On August 15, 2018, Oracle announced the availability of GraphPipe, a network protocol designed to transmit machine learning data between remote processes in a standardized manner, with the goal of simplifying the machine learning model deployment process. The spec is now available on Oracle’s GitHub, along with clients and servers that have implemented the spec for Python and Go (with a Java client soon to come); and a TensorFlow plugin that allows remote models to be included inside TensorFlow graphs.
Oracle’s goal with GraphPipe is to standardize the process of model deployment regardless of the frameworks utilized in the model creation stage.
Deploying the machine learning models that data scientists produce continues to be a sluggish process. Most frameworks provide JSON or protocol buffers as their deployment options, but each of these options has a drawback. JSON isn’t sufficiently performant under heavy demand, such as for custom applications requiring realtime data. Protocol buffers perform nearly as well as the flat buffers that GraphPipe uses, but the primary deployment tool using protocol buffers right now is TensorFlow-serving. Since TensorFlow-serving primarily supports TensorFlow models, this limits its applicability, and adds the complex overhead of TensorFlow to the deployment process. If your model requires the use of multiple frameworks, the complexity of extracting that model into production multiplies, often demanding that custom code be written. GraphPipe aims to address these challenges by making the transmission of data more efficient while also permitting custom inputs and outputs to and from a given model. Oracle’s goal with GraphPipe is to standardize the process of model deployment regardless of the frameworks utilized in the model creation stage.
With the acquisition of DataScience.com earlier this year, Oracle now has a vested interest in ensuring that their customers have a “power user” option for model deployment. Enterprises develop in unique ways such that their software requirements demand personalized configuration and customization above and beyond that of smaller businesses, who can adapt more easily to out-of-the-box software. Implementing the GraphPipe protocol into machine learning model production pipelines offers larger organizations flexibility in deploying and querying machine learning models at speed.
Oracle also has a long history of participating in the open source community – their employees make contributions to household names like Java, MySQL, and Kubernetes, along with newer projects such as GraalVM and Wookiee. Numerous Oracle business services have been built around these works to monetize them, which ensures Oracle plays a strong role in determining future innovation across a wide array of technologies. Even with this being an initial release in a still-experimental field, it makes sense for Oracle to dedicate resources to expediting machine learning model deployment across the board.
Organizations considering data science initiatives need to think about how they are going to get their machine learning models out into production. For data science to be useful to your organization, eventually, models will need to be deployed. What does your current end-to-end data science workflow look like? (Do you have one, or are your models still stuck behind various obstacles to useful deployment?) How standardized is your model deployment process – and what constraints do you have in the form of preferred inputs (the frameworks your data scientists are using) and desired outputs (reports, dashboards, APIs, services, and embedded apps that may or may not exist yet)?

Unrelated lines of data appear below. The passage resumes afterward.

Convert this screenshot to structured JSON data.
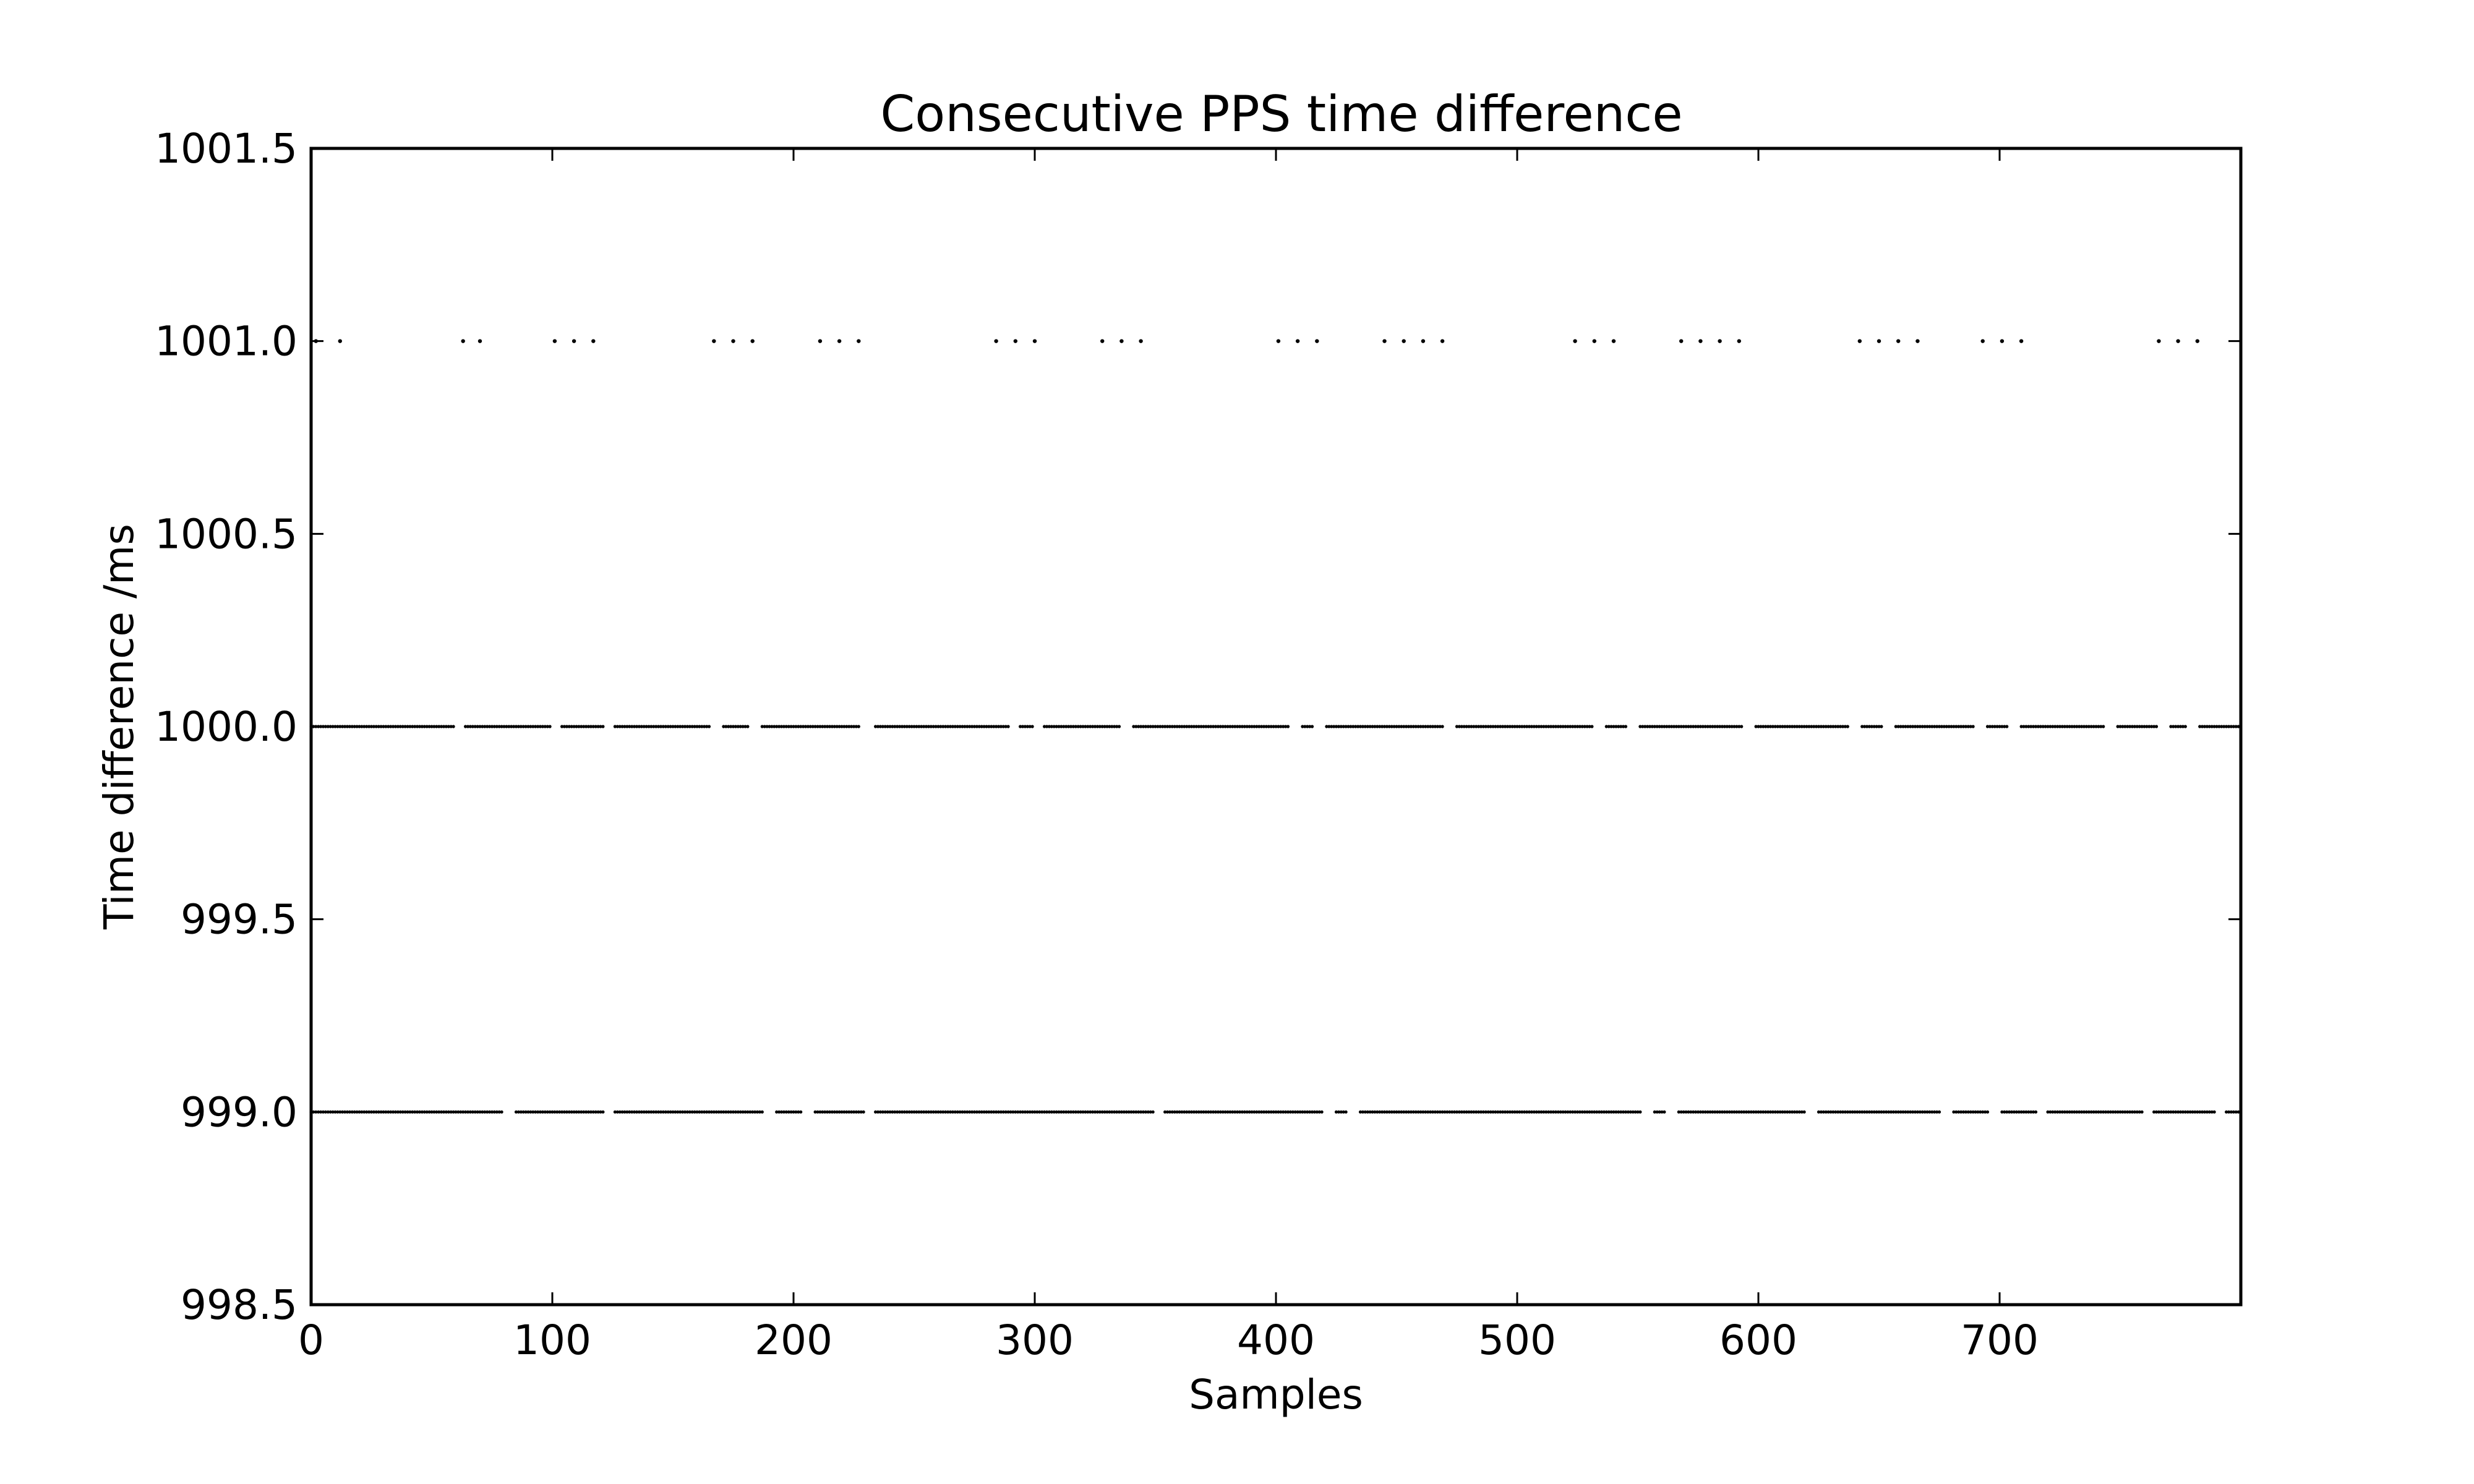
{
  "chart_data": {
    "type": "scatter",
    "title": "Consecutive PPS time difference",
    "xlabel": "Samples",
    "ylabel": "Time difference /ms",
    "xlim": [
      0,
      800
    ],
    "ylim": [
      998.5,
      1001.5
    ],
    "xticks": [
      0,
      100,
      200,
      300,
      400,
      500,
      600,
      700
    ],
    "xtick_labels": [
      "0",
      "100",
      "200",
      "300",
      "400",
      "500",
      "600",
      "700"
    ],
    "yticks": [
      998.5,
      999.0,
      999.5,
      1000.0,
      1000.5,
      1001.0,
      1001.5
    ],
    "ytick_labels": [
      "998.5",
      "999.0",
      "999.5",
      "1000.0",
      "1000.5",
      "1001.0",
      "1001.5"
    ],
    "grid": false,
    "marker_color": "#000000",
    "series": [
      {
        "y": 1001.0,
        "x": [
          2,
          12,
          63,
          70,
          101,
          109,
          117,
          167,
          175,
          183,
          211,
          219,
          227,
          284,
          292,
          300,
          328,
          336,
          344,
          401,
          409,
          417,
          445,
          453,
          461,
          469,
          524,
          532,
          540,
          568,
          576,
          584,
          592,
          642,
          650,
          658,
          666,
          693,
          701,
          709,
          766,
          774,
          782
        ]
      },
      {
        "y": 1000.0,
        "x_range": [
          0,
          799
        ],
        "gaps": [
          [
            60,
            63
          ],
          [
            100,
            103
          ],
          [
            122,
            125
          ],
          [
            166,
            170
          ],
          [
            182,
            186
          ],
          [
            228,
            233
          ],
          [
            290,
            293
          ],
          [
            300,
            303
          ],
          [
            336,
            340
          ],
          [
            406,
            410
          ],
          [
            416,
            420
          ],
          [
            470,
            474
          ],
          [
            532,
            536
          ],
          [
            546,
            550
          ],
          [
            594,
            598
          ],
          [
            638,
            642
          ],
          [
            652,
            656
          ],
          [
            690,
            694
          ],
          [
            704,
            708
          ],
          [
            744,
            748
          ],
          [
            766,
            770
          ],
          [
            778,
            782
          ]
        ]
      },
      {
        "y": 999.0,
        "x_range": [
          0,
          799
        ],
        "gaps": [
          [
            80,
            84
          ],
          [
            122,
            125
          ],
          [
            188,
            192
          ],
          [
            204,
            208
          ],
          [
            230,
            233
          ],
          [
            350,
            353
          ],
          [
            420,
            424
          ],
          [
            430,
            434
          ],
          [
            552,
            556
          ],
          [
            562,
            566
          ],
          [
            620,
            624
          ],
          [
            676,
            680
          ],
          [
            696,
            700
          ],
          [
            716,
            719
          ],
          [
            760,
            763
          ],
          [
            790,
            793
          ]
        ]
      }
    ]
  }
}
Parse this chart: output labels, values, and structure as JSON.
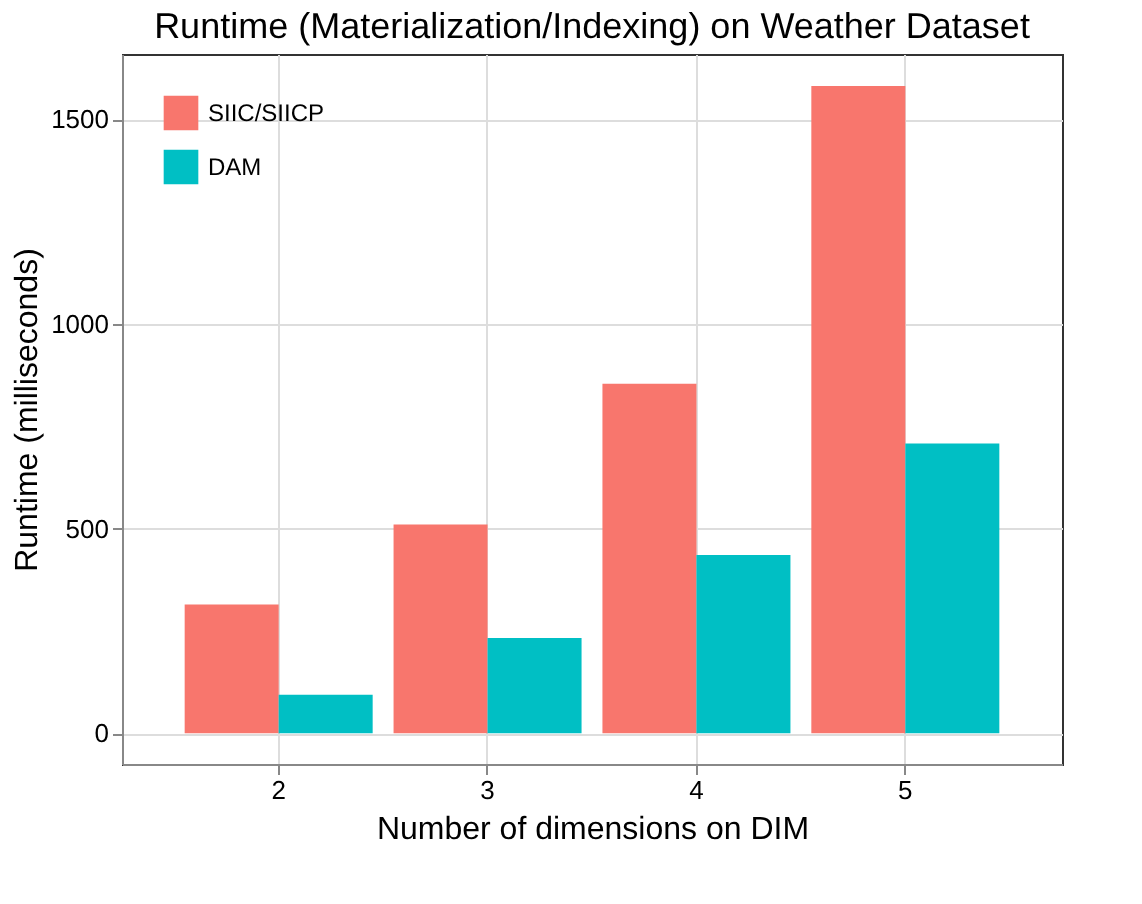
{
  "chart_data": {
    "type": "bar",
    "title": "Runtime (Materialization/Indexing) on Weather Dataset",
    "xlabel": "Number of dimensions on DIM",
    "ylabel": "Runtime (milliseconds)",
    "categories": [
      "2",
      "3",
      "4",
      "5"
    ],
    "series": [
      {
        "name": "SIIC/SIICP",
        "color": "#f8766d",
        "values": [
          315,
          510,
          854,
          1582
        ]
      },
      {
        "name": "DAM",
        "color": "#00bfc4",
        "values": [
          94,
          233,
          436,
          708
        ]
      }
    ],
    "ylim": [
      -75,
      1660
    ],
    "yticks": [
      0,
      500,
      1000,
      1500
    ],
    "grid": true,
    "legend": "top left"
  }
}
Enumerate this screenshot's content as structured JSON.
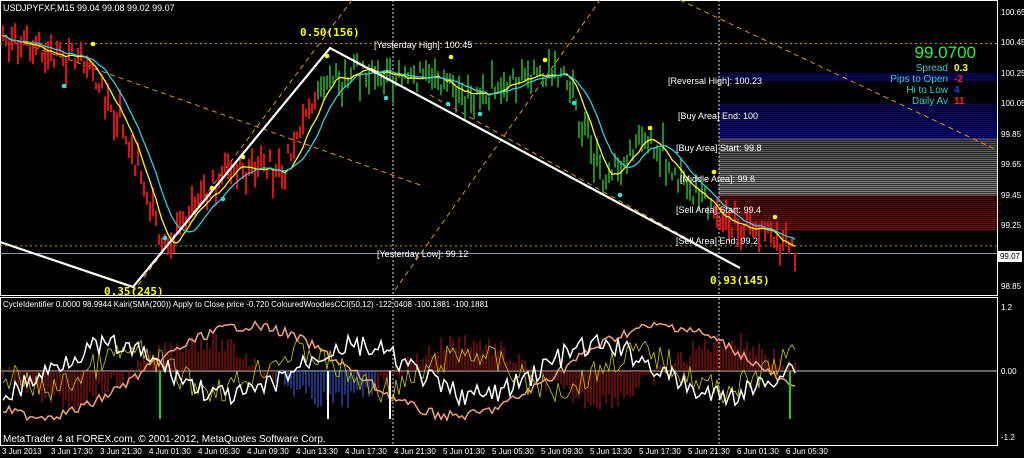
{
  "header": {
    "symbol_line": "USDJPYFXF,M15  99.04 99.08 99.02 99.07"
  },
  "indicator_header": "CycleIdentifier 0.0000 98.9944  Kairi(SMA(200)) Apply to Close price -0.720  ColouredWoodiesCCI(50,12) -122.0408 -100.1881 -100.1881",
  "footer": "MetaTrader 4 at FOREX.com, © 2001-2012, MetaQuotes Software Corp.",
  "info_panel": {
    "price": "99.0700",
    "rows": [
      {
        "label": "Spread",
        "value": "0.3",
        "color": "#ffff00"
      },
      {
        "label": "Pips to Open",
        "value": "-2",
        "color": "#ff2020"
      },
      {
        "label": "Hi to Low",
        "value": "4",
        "color": "#2040ff"
      },
      {
        "label": "Daily Av",
        "value": "11",
        "color": "#ff2020"
      }
    ]
  },
  "levels": {
    "yesterday_high": "[Yesterday High]: 100.45",
    "yesterday_low": "[Yesterday Low]: 99.12",
    "reversal_high": "[Reversal High]: 100.23",
    "buy_end": "[Buy Area] End: 100",
    "buy_start": "[Buy Area] Start: 99.8",
    "middle": "[Middle Area]: 99.6",
    "sell_start": "[Sell Area] Start: 99.4",
    "sell_end": "[Sell Area] End: 99.2"
  },
  "fib_labels": {
    "top": "0.50(156)",
    "bottom_left": "0.35(245)",
    "bottom_right": "0.93(145)"
  },
  "price_axis": [
    "100.65",
    "100.45",
    "100.25",
    "100.05",
    "99.85",
    "99.65",
    "99.45",
    "99.25",
    "98.85"
  ],
  "current_price_tag": "99.07",
  "indicator_axis": [
    "1.2",
    "0.00",
    "-1.2"
  ],
  "time_axis": [
    "3 Jun 2013",
    "3 Jun 17:30",
    "3 Jun 21:30",
    "4 Jun 01:30",
    "4 Jun 05:30",
    "4 Jun 09:30",
    "4 Jun 13:30",
    "4 Jun 17:30",
    "4 Jun 21:30",
    "5 Jun 01:30",
    "5 Jun 05:30",
    "5 Jun 09:30",
    "5 Jun 13:30",
    "5 Jun 17:30",
    "5 Jun 21:30",
    "6 Jun 01:30",
    "6 Jun 05:30"
  ],
  "chart_data": {
    "type": "candlestick-bars",
    "symbol": "USDJPYFXF",
    "timeframe": "M15",
    "ylim": [
      98.75,
      100.72
    ],
    "close_keypoints": [
      100.5,
      100.4,
      100.35,
      99.9,
      99.1,
      99.45,
      99.65,
      99.6,
      100.2,
      100.3,
      100.25,
      100.2,
      100.1,
      100.2,
      100.25,
      99.55,
      99.85,
      99.55,
      99.3,
      99.2,
      99.07
    ],
    "colors": {
      "bull": "#1e8c1e",
      "bear": "#e01010",
      "ma_fast": "#ffff00",
      "ma_slow": "#33ccdd",
      "buy_zone": "#0a0a90",
      "middle_zone": "#8a8a8a",
      "sell_zone": "#8a0a0a"
    }
  }
}
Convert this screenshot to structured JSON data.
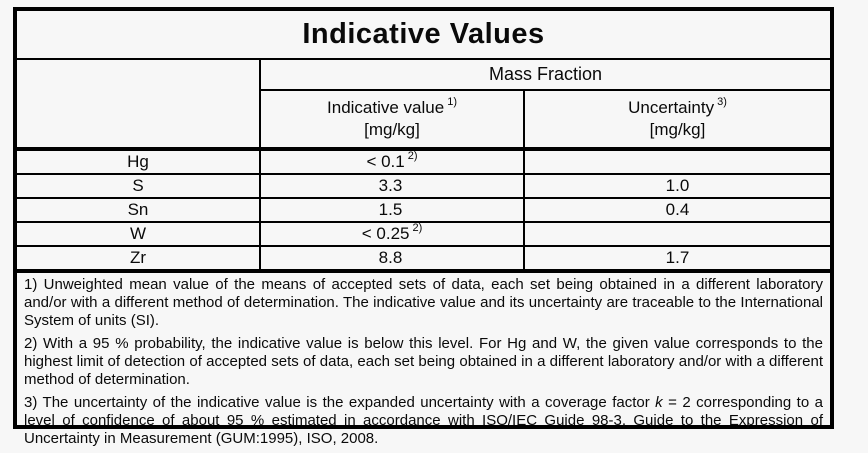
{
  "document": {
    "title": "Indicative Values",
    "group_header": "Mass Fraction",
    "columns": [
      {
        "label": "Indicative value",
        "footnote_ref": "1)",
        "unit": "[mg/kg]"
      },
      {
        "label": "Uncertainty",
        "footnote_ref": "3)",
        "unit": "[mg/kg]"
      }
    ],
    "rows": [
      {
        "element": "Hg",
        "value": "< 0.1",
        "value_ref": "2)",
        "uncertainty": ""
      },
      {
        "element": "S",
        "value": "3.3",
        "value_ref": "",
        "uncertainty": "1.0"
      },
      {
        "element": "Sn",
        "value": "1.5",
        "value_ref": "",
        "uncertainty": "0.4"
      },
      {
        "element": "W",
        "value": "< 0.25",
        "value_ref": "2)",
        "uncertainty": ""
      },
      {
        "element": "Zr",
        "value": "8.8",
        "value_ref": "",
        "uncertainty": "1.7"
      }
    ],
    "footnotes": {
      "fn1": "1) Unweighted mean value of the means of accepted sets of data, each set being obtained in a different laboratory and/or with a different method of determination. The indicative value and its uncertainty are traceable to the International System of units (SI).",
      "fn2": "2) With a 95 % probability, the indicative value is below this level. For Hg and W, the given value corresponds to the highest limit of detection of accepted sets of data, each set being obtained in a different laboratory and/or with a different method of determination.",
      "fn3_before": "3) The uncertainty of the indicative value is the expanded uncertainty with a coverage factor ",
      "fn3_symbol": "k",
      "fn3_after": " = 2 corresponding to a level of confidence of about 95 % estimated in accordance with ISO/IEC Guide 98-3, Guide to the Expression of Uncertainty in Measurement (GUM:1995), ISO, 2008."
    },
    "colors": {
      "border": "#000000",
      "background": "#f7f7f7",
      "text": "#0a0a0a"
    }
  }
}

Companies that want to use machine learning more widely need to standardize their organization’s model deployment process in order to scale their machine learning efforts efficiently.
While GraphPipe marks an important step for Oracle into model deployment, Oracle is far from the only enterprise staking out territory in the competitive machine learning space; other companies are likely to recognize the opportunity in the relatively neglected model deployment process in the market, and follow suit. Even so, this initial release is limited to clients and servers in Python and Go (with a Java server coming soon), which limits the immediate rollout to those with eventual endpoints coded in Python and Go. With that in mind, if your organization is putting models into production in Python, Go, or Java, or seeking to do so in the near future, data scientists and software engineers in such organizations should set aside time to test GraphPipe in the next quarter or so. The pressure to bring models into production to drive business results is only going to increase as line of business executives expect to see results. In addition to testing GraphPipe, all data scientists and software engineers tasked with deploying models should look for upcoming opportunities to test other power options seeking to make machine learning more pervasive throughout your organization.